While the OP may have been asking for specifically US-oriented answers, I note that not every country has this “up or out” progression model. In Canada it is possible to remain at the same commissioned rank for many years, whether in the Regular or Reserve Force. A colleague of mine in the maritime (regular) force has been at the Captain level (called Lieutenant in the navy) for about 19 years. Not for disciplinary reasons, but because he’s happy to stay in a job that calls for his particular skills but doesn’t entail promotion to Major (Lt Cdr). And far from kicking him out, after (IIRC) 16 years in rank, he was selected for a subsidised advanced degree program, meaning he’d be in the Forces for the two years it took to get his MSc at the military college, and four more of obligatory service beyond. That’ll take him pretty close to retirement, I believe – still wearing the same rank.
On the reserve side, there are definitely people who hang around for ages; there are plenty of career tracks that max out at Captain – I know two Captains with over 32 years of service (not all at that rank).
In both of these cases, the individuals provided valuable skills in an occupational category that needed them, and continued to benefit the Forces. Tossing them away would have meant losing that knowledge and experience, and in none of the three cases could they have been easily replaced by new people; it’s not like they were blocking advancement for young up-and-comers.
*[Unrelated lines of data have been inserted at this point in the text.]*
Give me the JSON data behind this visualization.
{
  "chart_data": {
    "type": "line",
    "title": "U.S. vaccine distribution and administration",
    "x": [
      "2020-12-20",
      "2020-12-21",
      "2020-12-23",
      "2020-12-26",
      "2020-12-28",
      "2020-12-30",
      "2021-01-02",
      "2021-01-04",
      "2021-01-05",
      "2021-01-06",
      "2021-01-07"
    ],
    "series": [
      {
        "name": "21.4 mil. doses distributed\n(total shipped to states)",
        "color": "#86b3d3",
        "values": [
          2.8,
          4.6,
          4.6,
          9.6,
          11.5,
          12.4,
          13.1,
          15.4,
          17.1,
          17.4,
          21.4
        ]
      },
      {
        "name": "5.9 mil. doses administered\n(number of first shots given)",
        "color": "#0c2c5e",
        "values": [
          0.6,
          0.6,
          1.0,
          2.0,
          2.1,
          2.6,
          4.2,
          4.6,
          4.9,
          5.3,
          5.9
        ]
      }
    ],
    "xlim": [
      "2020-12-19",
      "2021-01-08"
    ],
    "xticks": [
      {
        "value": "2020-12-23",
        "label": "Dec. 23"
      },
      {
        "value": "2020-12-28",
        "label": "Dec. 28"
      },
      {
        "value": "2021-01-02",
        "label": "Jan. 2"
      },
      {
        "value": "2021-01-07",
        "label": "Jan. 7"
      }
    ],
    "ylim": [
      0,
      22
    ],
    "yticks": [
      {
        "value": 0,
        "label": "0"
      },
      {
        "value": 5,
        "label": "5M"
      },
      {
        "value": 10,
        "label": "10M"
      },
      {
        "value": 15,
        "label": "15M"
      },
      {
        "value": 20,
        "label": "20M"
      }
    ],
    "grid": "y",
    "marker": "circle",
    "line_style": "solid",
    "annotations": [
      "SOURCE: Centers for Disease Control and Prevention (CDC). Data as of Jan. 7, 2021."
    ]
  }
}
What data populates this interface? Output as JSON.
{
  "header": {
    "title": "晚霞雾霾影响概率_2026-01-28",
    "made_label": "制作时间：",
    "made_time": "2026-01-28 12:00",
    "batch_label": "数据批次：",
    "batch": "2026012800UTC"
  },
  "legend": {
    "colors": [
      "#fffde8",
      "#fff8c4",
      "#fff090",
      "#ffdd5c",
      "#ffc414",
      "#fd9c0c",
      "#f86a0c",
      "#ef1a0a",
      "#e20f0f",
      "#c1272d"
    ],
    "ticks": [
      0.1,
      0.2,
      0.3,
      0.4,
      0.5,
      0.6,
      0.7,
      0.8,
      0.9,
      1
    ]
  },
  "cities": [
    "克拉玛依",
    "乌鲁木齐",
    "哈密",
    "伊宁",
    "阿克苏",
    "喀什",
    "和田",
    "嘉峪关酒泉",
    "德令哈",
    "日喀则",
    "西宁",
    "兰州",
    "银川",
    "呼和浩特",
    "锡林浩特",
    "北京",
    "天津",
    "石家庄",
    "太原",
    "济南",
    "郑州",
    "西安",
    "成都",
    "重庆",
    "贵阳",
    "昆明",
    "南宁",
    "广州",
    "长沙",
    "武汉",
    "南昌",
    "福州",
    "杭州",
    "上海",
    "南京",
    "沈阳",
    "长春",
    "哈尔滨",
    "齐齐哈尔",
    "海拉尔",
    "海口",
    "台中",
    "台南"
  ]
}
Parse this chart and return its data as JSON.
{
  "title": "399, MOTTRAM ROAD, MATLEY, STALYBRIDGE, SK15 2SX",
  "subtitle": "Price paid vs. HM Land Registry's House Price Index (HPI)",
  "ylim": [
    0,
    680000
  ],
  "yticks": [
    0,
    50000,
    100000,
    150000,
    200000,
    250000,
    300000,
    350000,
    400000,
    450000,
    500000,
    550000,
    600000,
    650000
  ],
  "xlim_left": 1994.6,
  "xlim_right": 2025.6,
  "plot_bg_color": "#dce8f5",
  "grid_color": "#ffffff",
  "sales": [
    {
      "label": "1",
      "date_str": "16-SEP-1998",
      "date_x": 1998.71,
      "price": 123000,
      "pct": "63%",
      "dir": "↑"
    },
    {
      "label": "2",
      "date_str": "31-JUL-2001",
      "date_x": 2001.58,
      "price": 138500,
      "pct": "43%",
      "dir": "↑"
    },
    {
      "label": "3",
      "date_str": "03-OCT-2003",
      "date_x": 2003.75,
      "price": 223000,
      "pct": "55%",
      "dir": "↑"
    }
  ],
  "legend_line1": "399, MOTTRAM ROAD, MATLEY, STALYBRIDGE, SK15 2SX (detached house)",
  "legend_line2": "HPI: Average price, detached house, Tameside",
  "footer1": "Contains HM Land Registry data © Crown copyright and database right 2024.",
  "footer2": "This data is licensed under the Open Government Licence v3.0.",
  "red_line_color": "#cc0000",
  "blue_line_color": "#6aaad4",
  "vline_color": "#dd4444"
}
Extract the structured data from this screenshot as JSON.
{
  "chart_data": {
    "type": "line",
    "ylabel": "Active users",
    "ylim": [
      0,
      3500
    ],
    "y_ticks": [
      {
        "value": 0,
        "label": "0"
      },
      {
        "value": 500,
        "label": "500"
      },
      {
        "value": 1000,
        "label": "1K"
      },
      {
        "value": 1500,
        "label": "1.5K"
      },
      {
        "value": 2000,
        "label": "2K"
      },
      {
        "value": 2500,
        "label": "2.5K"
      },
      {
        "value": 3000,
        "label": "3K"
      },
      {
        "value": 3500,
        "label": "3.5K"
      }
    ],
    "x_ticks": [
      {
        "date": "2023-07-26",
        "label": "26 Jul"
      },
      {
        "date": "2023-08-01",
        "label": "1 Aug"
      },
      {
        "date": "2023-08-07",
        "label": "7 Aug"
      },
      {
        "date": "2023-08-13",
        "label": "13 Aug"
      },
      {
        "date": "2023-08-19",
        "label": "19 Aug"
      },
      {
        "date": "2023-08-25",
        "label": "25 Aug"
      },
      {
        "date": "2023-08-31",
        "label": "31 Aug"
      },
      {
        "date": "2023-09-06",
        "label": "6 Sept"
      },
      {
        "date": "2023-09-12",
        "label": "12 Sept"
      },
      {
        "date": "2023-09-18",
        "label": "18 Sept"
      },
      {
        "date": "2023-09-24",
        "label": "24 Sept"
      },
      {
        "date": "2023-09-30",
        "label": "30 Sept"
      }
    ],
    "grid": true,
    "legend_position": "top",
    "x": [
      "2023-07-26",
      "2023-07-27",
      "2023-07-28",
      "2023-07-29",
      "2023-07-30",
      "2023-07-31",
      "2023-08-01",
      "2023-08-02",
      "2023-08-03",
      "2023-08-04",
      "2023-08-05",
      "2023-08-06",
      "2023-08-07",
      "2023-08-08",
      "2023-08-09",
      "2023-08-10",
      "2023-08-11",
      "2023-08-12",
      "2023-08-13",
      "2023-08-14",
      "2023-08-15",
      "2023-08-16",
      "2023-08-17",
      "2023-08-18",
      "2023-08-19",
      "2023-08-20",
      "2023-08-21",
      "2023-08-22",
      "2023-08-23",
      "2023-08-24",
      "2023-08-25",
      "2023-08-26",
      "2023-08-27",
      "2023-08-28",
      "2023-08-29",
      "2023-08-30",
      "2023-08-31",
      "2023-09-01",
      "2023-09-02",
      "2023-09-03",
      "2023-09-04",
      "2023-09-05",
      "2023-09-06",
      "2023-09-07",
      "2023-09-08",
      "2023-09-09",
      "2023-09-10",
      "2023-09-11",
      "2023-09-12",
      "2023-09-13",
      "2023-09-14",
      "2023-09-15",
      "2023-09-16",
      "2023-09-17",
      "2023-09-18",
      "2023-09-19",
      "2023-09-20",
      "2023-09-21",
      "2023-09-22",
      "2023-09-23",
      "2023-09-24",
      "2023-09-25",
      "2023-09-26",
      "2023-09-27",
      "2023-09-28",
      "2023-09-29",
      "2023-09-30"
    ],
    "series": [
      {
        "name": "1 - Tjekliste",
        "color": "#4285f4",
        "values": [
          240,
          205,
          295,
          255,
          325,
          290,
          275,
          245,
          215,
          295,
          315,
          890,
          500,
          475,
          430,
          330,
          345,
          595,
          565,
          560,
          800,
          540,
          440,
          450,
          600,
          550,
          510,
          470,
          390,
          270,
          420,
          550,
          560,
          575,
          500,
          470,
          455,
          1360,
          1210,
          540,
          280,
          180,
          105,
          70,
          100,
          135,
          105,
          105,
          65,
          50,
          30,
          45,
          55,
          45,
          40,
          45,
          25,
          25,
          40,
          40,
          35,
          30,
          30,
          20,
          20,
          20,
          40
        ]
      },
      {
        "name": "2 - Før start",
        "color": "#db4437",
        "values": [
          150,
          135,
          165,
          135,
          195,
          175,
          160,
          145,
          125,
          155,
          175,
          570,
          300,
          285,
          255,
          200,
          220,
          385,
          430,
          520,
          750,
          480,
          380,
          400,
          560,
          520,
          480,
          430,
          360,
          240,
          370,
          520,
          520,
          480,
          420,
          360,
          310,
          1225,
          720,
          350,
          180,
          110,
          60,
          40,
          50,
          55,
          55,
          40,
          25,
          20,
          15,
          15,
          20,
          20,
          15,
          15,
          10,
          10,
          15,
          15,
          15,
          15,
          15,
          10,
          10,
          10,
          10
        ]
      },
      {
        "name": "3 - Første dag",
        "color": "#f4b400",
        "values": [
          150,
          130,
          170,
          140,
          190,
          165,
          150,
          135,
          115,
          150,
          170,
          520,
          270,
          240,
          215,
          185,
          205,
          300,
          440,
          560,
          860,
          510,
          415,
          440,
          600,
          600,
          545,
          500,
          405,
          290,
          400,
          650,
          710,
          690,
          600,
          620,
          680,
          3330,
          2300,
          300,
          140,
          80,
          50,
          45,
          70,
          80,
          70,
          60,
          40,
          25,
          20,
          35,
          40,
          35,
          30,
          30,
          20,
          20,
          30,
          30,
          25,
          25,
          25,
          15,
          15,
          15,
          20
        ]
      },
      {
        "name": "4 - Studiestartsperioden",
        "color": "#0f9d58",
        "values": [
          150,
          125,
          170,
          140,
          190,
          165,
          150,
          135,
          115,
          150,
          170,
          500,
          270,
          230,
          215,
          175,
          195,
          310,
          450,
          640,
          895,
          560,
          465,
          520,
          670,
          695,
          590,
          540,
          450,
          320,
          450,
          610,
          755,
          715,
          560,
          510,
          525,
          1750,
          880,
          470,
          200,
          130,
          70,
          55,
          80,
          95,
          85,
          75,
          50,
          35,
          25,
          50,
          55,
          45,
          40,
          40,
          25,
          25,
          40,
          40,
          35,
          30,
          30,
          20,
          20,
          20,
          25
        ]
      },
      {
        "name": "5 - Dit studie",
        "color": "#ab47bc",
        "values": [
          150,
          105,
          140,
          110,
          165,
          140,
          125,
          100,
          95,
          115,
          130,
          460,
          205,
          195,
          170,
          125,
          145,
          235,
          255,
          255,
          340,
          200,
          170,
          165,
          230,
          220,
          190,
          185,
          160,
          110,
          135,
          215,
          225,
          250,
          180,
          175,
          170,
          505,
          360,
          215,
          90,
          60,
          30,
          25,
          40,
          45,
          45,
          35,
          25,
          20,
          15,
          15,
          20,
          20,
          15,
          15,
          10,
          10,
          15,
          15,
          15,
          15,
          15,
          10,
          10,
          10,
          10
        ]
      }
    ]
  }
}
Sometimes it’s good to have a few village elders among the young warriors
Didn’t Admiral Kirk get busted down to Captain? But maybe the rules are different in the 23rd century (or whenever).
To clarify my previous statement, change this to: “Note that an active-duty commissioned officer in the U.S. military cannot remain in service indefinitely at the same rank–it’s ‘up or out.’”
There is a maximum time in service for various officer ranks, but these can be extended for various specialties (such as physicians). In addition, different maximum times in service apply to reservists.
If I’m not mistaken, Captain Semrau was in the Canadian armed forces.
My comments were applicable to the U.S. military. Sorry if I over-generalized.